I picked it up, turned it over in my hands. The plastic was cracked on the back of one leg, revealing a hollow space, but the arms and legs still turned.

“Careful,” he said from behind me. “You’re holding the only physical item I actually love.”

I put the Iron Man down and spun around. “Sorry,” I said.

“Iron Man and I have been through some serious shit together,” he said.

“I have to tell you a secret,” I said. “I’ve always thought Iron Man was kind of the worst.”

Davis smiled. “Well, it was fun while it lasted, Aza, but our friendship has come to an end.” I laughed and followed him down the stairs. “Rosa, can you stay until I get back?”

“Yes, of course,” she said. “I’ve left you some chicken chili and salad for dinner in the fridge.”

“Thanks,” Davis said. “Noah, my man, I’ll be back in twenty minutes, cool?”

“Cool,” Noah said, still in outer space.

As we walked toward Davis’s Cadillac Escalade, which Daisy was leaning against, I asked, “Was that your housekeeper?”

“She’s the house manager. Has been since I was born. She’s like what we have now instead of a parent, kinda.”

“But she doesn’t live with you?”

“No, she leaves every day at six, so not that much like a parent.” Davis unlocked the doors. Daisy got in the backseat and told me to take shotgun. As I walked around the front of the car, I noticed Lyle standing next to his golf cart. He was talking to a man raking up the first fallen leaves of autumn, but staring at Davis and me.

“Just gonna drop these two off,” Davis told him.

“Be safe, boss,” Lyle answered.

Once the car doors were closed, he said, “Everyone is always watching me. It’s exhausting.”

“I’m sorry,” I said.

Davis opened his mouth as if to speak, seemed to think better of it, and then, a moment later, continued. “Like, you know how in middle school or whatever you feel like everyone is looking at you all the time and secretly talking about you? It’s like that middle-school feeling, only people really are looking at me and whispering about me.”

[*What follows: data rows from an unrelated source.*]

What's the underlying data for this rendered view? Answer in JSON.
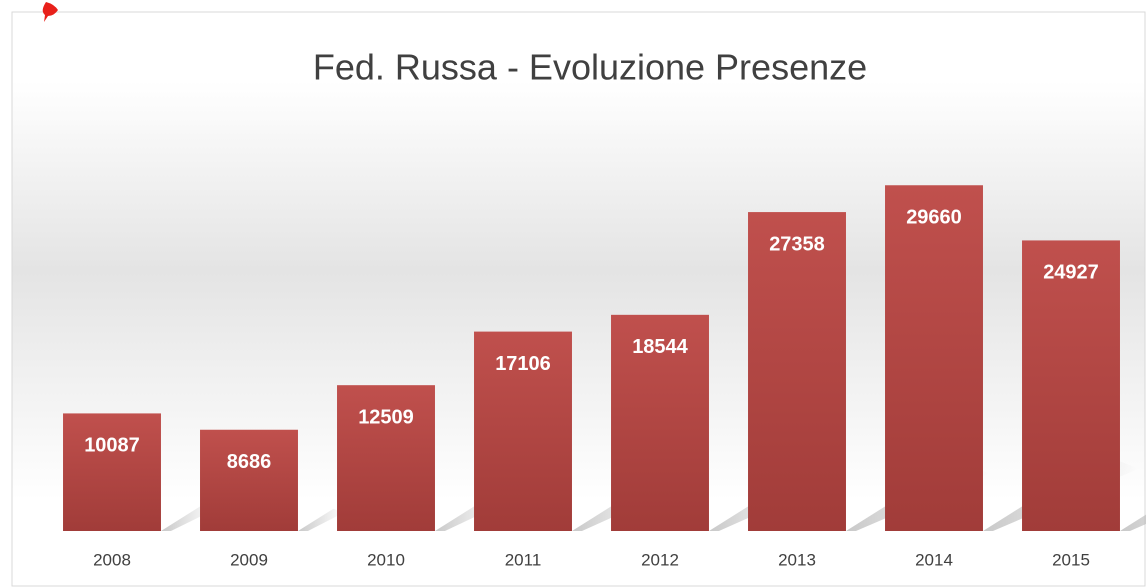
{
  "chart_data": {
    "type": "bar",
    "title": "Fed. Russa - Evoluzione Presenze",
    "categories": [
      "2008",
      "2009",
      "2010",
      "2011",
      "2012",
      "2013",
      "2014",
      "2015"
    ],
    "values": [
      10087,
      8686,
      12509,
      17106,
      18544,
      27358,
      29660,
      24927
    ],
    "color": "#c0504d",
    "ylim": [
      0,
      35000
    ],
    "grid": false
  }
}
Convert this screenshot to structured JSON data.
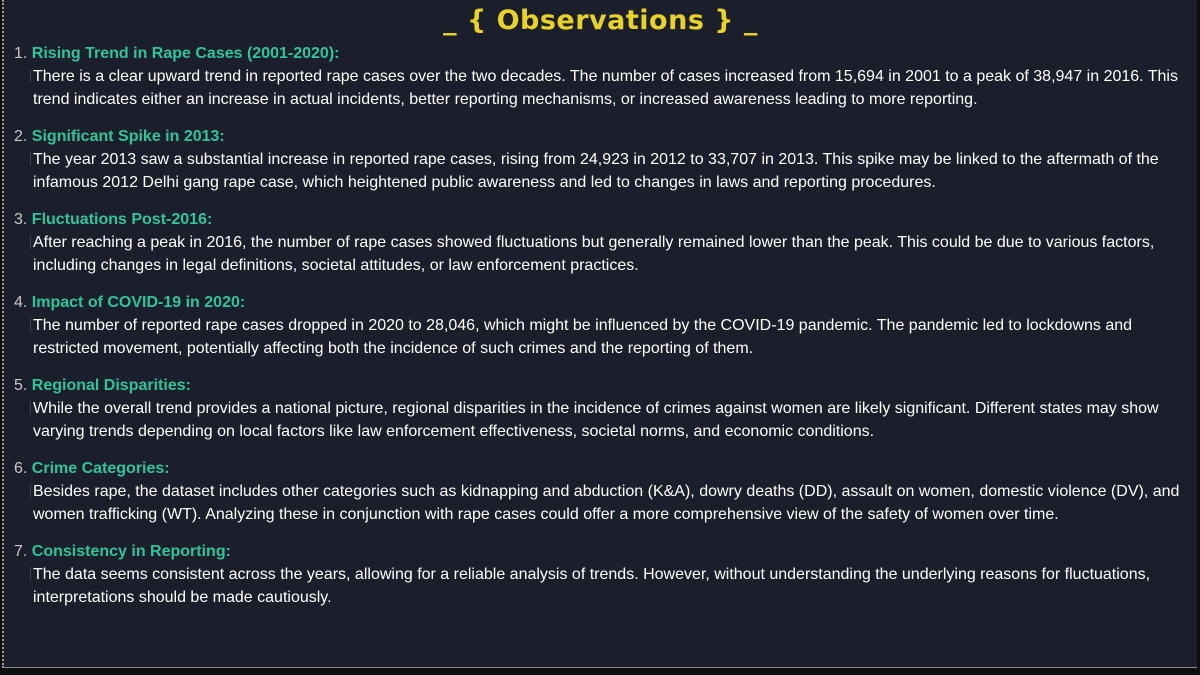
{
  "title": "_ { Observations } _",
  "observations": [
    {
      "number": "1.",
      "heading": "Rising Trend in Rape Cases (2001-2020):",
      "text": "There is a clear upward trend in reported rape cases over the two decades. The number of cases increased from 15,694 in 2001 to a peak of 38,947 in 2016. This trend indicates either an increase in actual incidents, better reporting mechanisms, or increased awareness leading to more reporting."
    },
    {
      "number": "2.",
      "heading": "Significant Spike in 2013:",
      "text": "The year 2013 saw a substantial increase in reported rape cases, rising from 24,923 in 2012 to 33,707 in 2013. This spike may be linked to the aftermath of the infamous 2012 Delhi gang rape case, which heightened public awareness and led to changes in laws and reporting procedures."
    },
    {
      "number": "3.",
      "heading": "Fluctuations Post-2016:",
      "text": "After reaching a peak in 2016, the number of rape cases showed fluctuations but generally remained lower than the peak. This could be due to various factors, including changes in legal definitions, societal attitudes, or law enforcement practices."
    },
    {
      "number": "4.",
      "heading": "Impact of COVID-19 in 2020:",
      "text": "The number of reported rape cases dropped in 2020 to 28,046, which might be influenced by the COVID-19 pandemic. The pandemic led to lockdowns and restricted movement, potentially affecting both the incidence of such crimes and the reporting of them."
    },
    {
      "number": "5.",
      "heading": "Regional Disparities:",
      "text": "While the overall trend provides a national picture, regional disparities in the incidence of crimes against women are likely significant. Different states may show varying trends depending on local factors like law enforcement effectiveness, societal norms, and economic conditions."
    },
    {
      "number": "6.",
      "heading": "Crime Categories:",
      "text": "Besides rape, the dataset includes other categories such as kidnapping and abduction (K&A), dowry deaths (DD), assault on women, domestic violence (DV), and women trafficking (WT). Analyzing these in conjunction with rape cases could offer a more comprehensive view of the safety of women over time."
    },
    {
      "number": "7.",
      "heading": "Consistency in Reporting:",
      "text": "The data seems consistent across the years, allowing for a reliable analysis of trends. However, without understanding the underlying reasons for fluctuations, interpretations should be made cautiously."
    }
  ]
}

“Maybe they think you know where your dad is,” Daisy said.

“Well, I don’t. And I don’t want to.” He said it firmly, unshakably.

“Why not?” Daisy asked.

I was watching Davis as he spoke, and I saw something in his face flicker without quite going out. “At this point, the best thing my dad can do for Noah and me is stay gone. It’s not like he ever took care of us anyway.”

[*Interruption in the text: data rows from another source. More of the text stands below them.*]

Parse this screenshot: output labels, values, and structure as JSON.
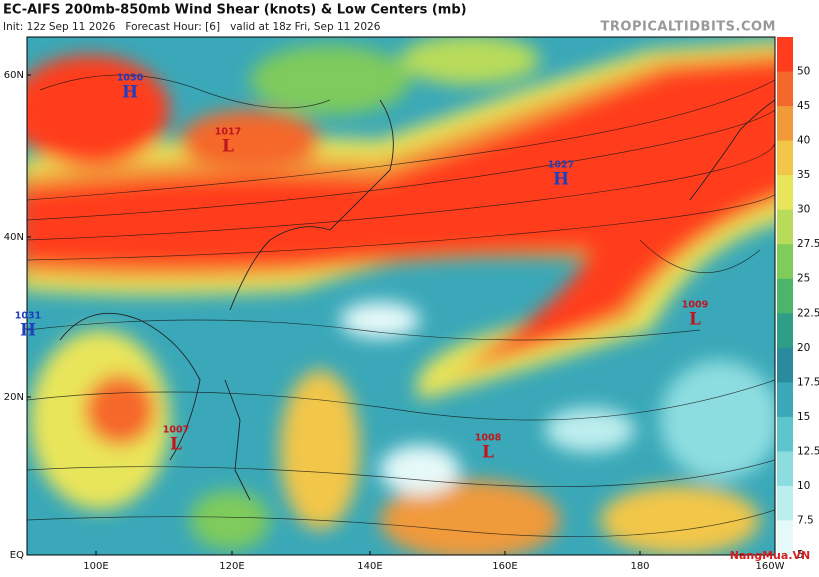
{
  "header": {
    "title": "EC-AIFS 200mb-850mb Wind Shear (knots) & Low Centers (mb)",
    "subtitle": "Init: 12z Sep 11 2026   Forecast Hour: [6]   valid at 18z Fri, Sep 11 2026",
    "site": "TROPICALTIDBITS.COM"
  },
  "lat_labels": [
    "60N",
    "40N",
    "20N",
    "EQ"
  ],
  "lon_labels": [
    "100E",
    "120E",
    "140E",
    "160E",
    "180",
    "160W"
  ],
  "centers": [
    {
      "symbol": "H",
      "label": "1030",
      "color": "#1f3fbf"
    },
    {
      "symbol": "L",
      "label": "1017",
      "color": "#c0141e"
    },
    {
      "symbol": "H",
      "label": "1027",
      "color": "#1f3fbf"
    },
    {
      "symbol": "H",
      "label": "1031",
      "color": "#1f3fbf"
    },
    {
      "symbol": "L",
      "label": "1007",
      "color": "#c0141e"
    },
    {
      "symbol": "L",
      "label": "1008",
      "color": "#c0141e"
    },
    {
      "symbol": "L",
      "label": "1009",
      "color": "#c0141e"
    }
  ],
  "colorbar": {
    "labels": [
      "50",
      "45",
      "40",
      "35",
      "30",
      "27.5",
      "25",
      "22.5",
      "20",
      "17.5",
      "15",
      "12.5",
      "10",
      "7.5",
      "5"
    ],
    "colors": [
      "#ff3c1e",
      "#f5682c",
      "#f09a3a",
      "#f2c64a",
      "#e9e55a",
      "#b8dc5a",
      "#7fcb5c",
      "#4db56a",
      "#2e9e86",
      "#2a8a9e",
      "#3aa8b8",
      "#5cc6cc",
      "#8ddde0",
      "#bdeeee",
      "#e6f9f9"
    ]
  },
  "watermark": "NangMua.VN"
}
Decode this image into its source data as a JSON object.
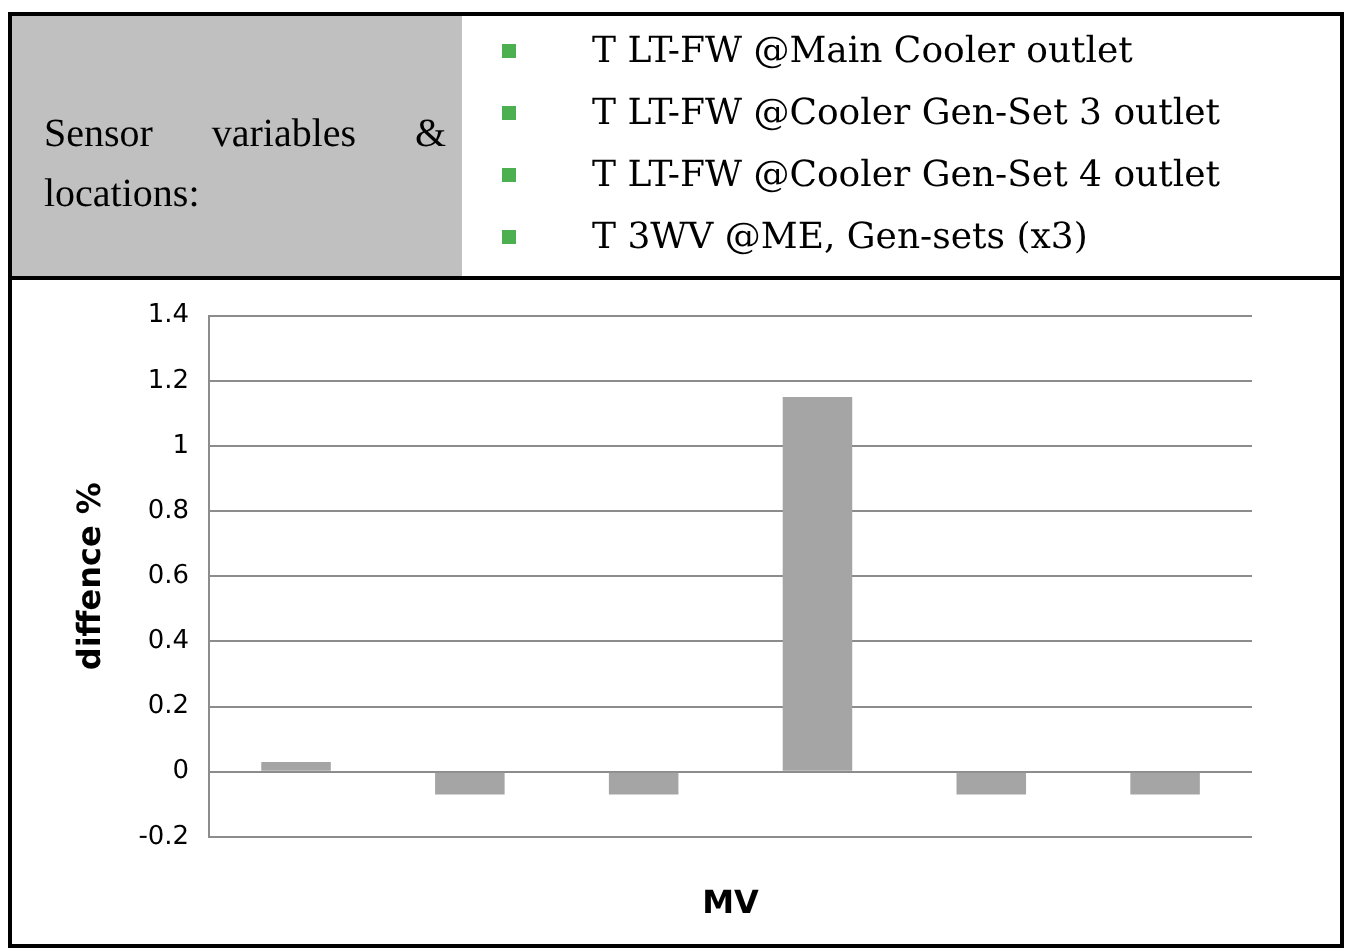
{
  "chart_data": {
    "type": "bar",
    "ylabel": "diffence %",
    "xlabel": "MV",
    "categories": [
      null,
      null,
      null,
      null,
      null,
      null
    ],
    "values": [
      0.03,
      -0.07,
      -0.07,
      1.15,
      -0.07,
      -0.07
    ],
    "color": "#a5a5a5",
    "ylim": [
      -0.2,
      1.4
    ],
    "yticks": [
      -0.2,
      0,
      0.2,
      0.4,
      0.6,
      0.8,
      1,
      1.2,
      1.4
    ],
    "grid": "y",
    "legend": false,
    "annotations": [
      "Sensor variables & locations:",
      "T LT-FW @Main Cooler outlet",
      "T LT-FW @Cooler Gen-Set 3 outlet",
      "T LT-FW @Cooler Gen-Set 4 outlet",
      "T 3WV @ME, Gen-sets (x3)"
    ]
  }
}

Although only the river separated us, it was a ten-minute, winding drive back to my house because there’s only one bridge in my neighborhood. We were quiet except for my occasional directions. When we at last pulled into my driveway, I asked for his phone and typed my number into it. Daisy got out without saying good-bye, and I was about to do the same, but when I gave him his phone back, Davis took my right hand and turned it over, palm up. “I remember this,” he said, and I followed his eyes down to the Band-Aid covering my fingertip. I pulled my hand away and closed my fingers into a fist.

“Does it hurt?” he asked.

For some reason, I wanted to tell him the truth. “Whether it hurts is kind of irrelevant.”